23:02
@Robusto No, it is not. Call it NOMINAL_CLASS_ONE
and NOMINAL_CLASS_TWO
and stop freaking out about sex. This is not sex but genre, which is just a classification system unrelated to your gonads. It has nothing to do with sex. It is simply two or three or more different classes of nouns and those noun modifiers that must match their modified noun's class, like determiners and adjectives. It means nothing else.
It isn't generative organs.
In linguistics, a noun class is a particular category of nouns. A noun may belong to a given class because of the characteristic features of its referent, such as sex, animacy, shape, but counting a given noun among nouns of such or another class is often clearly conventional. Some authors use the term "grammatical gender" as a synonym of "noun class", but others use different definitions for each. Noun classes should not be confused with noun classifiers.
== Notion ==
In general, there are three main ways by which natural languages categorize nouns into noun classes:
according to similarities...
This is about agreement, about concord.
> The Dyirbal language is well known for its system of four noun classes, which tend to be divided along the following semantic lines:[2]
I — animate objects, men
II — women, water, fire, violence
III — edible fruit and vegetables
IV — miscellaneous (includes things not classifiable in the first three)
There you have four noun classes.
With men and women falling into distinct classes, but not classes exclusive to either men or women.
That language has four different genres. This one has just two:
> Hawaiian (Austronesian)[5] The genders are kino ʻō (o class) and kino ʻā (a class). Kino ʻō nouns concern anything that you can go into (e.g., houses, cars, planes) and put on (e.g., clothes and other personal effects), as well as anything you have no control over (e.g., the weather, time, space, politics, etc.) including the generation of family you are born into (e.g., your siblings, your cousins) and all preceding generations (e.g., your parents, grandparents, etc.).
> Kino ʻā nouns make up for everything you do have control over, which includes your actions, which further extends to the people you "choose" to live life with (e.g., your spouse, your children and all descendants, as well as your friends and teachers). The genders are paramount in possessive noun phrases and prepositional phrases, in particular where English favors subordinate clauses.

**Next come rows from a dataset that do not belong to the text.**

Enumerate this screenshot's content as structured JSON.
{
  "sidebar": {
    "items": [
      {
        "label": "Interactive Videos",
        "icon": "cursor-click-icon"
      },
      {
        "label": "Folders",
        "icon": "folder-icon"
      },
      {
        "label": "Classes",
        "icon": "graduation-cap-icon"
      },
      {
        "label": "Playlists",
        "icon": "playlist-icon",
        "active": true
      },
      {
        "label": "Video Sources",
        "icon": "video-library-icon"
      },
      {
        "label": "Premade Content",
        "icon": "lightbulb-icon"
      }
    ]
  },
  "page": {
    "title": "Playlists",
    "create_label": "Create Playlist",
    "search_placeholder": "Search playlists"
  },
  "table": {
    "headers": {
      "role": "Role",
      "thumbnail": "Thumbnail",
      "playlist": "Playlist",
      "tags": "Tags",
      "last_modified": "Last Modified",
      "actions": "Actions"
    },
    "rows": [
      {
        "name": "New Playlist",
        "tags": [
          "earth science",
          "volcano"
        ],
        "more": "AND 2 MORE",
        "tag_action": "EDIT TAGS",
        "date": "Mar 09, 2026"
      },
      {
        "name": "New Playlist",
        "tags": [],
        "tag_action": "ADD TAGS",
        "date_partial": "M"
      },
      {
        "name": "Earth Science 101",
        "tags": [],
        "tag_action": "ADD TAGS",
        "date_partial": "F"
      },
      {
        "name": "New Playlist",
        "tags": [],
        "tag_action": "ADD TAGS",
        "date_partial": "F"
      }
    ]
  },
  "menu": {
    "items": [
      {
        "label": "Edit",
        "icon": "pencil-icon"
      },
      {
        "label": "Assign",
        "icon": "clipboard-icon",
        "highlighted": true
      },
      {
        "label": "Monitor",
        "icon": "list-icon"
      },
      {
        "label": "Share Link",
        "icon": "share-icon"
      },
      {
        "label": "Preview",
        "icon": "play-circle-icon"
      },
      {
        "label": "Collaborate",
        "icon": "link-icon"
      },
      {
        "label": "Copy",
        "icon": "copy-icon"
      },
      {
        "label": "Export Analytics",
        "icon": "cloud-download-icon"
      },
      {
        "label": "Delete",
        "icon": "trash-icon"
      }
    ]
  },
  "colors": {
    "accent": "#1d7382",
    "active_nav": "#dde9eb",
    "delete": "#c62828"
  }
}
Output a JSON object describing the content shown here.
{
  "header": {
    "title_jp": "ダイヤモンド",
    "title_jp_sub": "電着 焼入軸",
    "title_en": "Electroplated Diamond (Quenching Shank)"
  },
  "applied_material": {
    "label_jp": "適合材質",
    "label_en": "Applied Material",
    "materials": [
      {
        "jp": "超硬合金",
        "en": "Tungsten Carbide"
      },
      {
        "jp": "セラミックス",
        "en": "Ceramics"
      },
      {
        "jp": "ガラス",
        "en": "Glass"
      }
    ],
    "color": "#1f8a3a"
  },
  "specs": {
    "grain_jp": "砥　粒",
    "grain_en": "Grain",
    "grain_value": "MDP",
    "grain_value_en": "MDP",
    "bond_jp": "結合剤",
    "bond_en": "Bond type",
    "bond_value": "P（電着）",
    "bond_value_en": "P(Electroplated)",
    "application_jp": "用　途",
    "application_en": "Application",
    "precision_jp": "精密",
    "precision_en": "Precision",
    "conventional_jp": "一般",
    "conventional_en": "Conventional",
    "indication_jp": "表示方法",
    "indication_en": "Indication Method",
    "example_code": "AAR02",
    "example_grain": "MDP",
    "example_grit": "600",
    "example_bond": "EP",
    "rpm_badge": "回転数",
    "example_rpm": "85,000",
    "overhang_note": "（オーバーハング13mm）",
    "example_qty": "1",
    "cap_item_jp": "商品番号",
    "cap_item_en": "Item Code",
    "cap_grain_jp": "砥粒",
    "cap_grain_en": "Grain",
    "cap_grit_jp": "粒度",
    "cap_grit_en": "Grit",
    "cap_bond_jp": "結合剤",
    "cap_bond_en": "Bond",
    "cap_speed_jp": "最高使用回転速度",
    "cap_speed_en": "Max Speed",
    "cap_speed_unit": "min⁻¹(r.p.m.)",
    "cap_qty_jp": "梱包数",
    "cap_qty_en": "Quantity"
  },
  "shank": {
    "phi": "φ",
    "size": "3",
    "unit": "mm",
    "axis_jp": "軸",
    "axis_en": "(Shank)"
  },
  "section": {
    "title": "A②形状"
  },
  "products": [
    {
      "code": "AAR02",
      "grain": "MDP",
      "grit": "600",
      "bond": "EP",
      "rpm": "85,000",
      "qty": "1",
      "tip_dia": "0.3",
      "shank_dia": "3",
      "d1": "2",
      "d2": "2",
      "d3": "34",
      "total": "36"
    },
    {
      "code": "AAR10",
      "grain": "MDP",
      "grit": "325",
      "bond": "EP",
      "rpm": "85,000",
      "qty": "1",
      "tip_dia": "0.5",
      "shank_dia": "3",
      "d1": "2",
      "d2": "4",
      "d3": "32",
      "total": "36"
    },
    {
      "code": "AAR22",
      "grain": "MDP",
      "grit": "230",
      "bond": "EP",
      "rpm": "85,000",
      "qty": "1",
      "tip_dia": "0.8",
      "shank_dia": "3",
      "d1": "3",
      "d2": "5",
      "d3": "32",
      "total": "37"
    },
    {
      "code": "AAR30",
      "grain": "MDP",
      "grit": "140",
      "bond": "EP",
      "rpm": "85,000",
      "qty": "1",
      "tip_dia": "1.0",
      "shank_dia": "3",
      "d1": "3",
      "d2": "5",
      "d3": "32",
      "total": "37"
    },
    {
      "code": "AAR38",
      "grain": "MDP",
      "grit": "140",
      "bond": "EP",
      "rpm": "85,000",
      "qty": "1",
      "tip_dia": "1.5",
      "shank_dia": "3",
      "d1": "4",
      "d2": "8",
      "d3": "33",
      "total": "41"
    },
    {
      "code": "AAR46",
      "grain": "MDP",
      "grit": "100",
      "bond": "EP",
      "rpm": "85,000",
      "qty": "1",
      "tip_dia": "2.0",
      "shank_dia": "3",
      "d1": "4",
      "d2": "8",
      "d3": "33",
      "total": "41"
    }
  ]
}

So there you have two genders, the o-class ones and the a-class ones.
You need to keep these straight for grammatical agreement.
Note that your parents and your children are of differing genders here.
Basque also has two genders. However, these are not masculine and feminine but rather animate and inanimate.
> As a rule, the local case suffixes given above are not used directly with noun phrases that refer to a person or an animal (called animate noun phrases).
> An inessive, allative or ablative relation affecting such noun phrases may be expressed by using the suffixes inessive -gan, allative -gana, and ablative -gandik, affixed to either the possessive genitive or the absolutive: nigan 'in me', irakaslearengana 'to(wards) the teacher' (irakasle 'teacher'), zaldiengandik 'from the horses' (zaldi 'horse'), haur horrengandik 'from that child', Koldorengana 'to(wards) Koldo'.
As you see, Basque has an interesting case system, and you have to keep track of animate-vs-inanimate gender to use it properly.
Many, many, many languages use varying sorts of agreement.
Imagine a Chinese speaker who thinks that our singular–plural agreement rules are nonsense. This is the very same thing you are doing here, @Robusto, when you're all annoyed by gender agreement in languages that have it. I never realized you were Chinese, though.
Adjectives in Basque have four degrees, not three: positive, comparative, superlative, and excessive. Isn't that interesting?
By which I mean that they're inflected into four possible forms.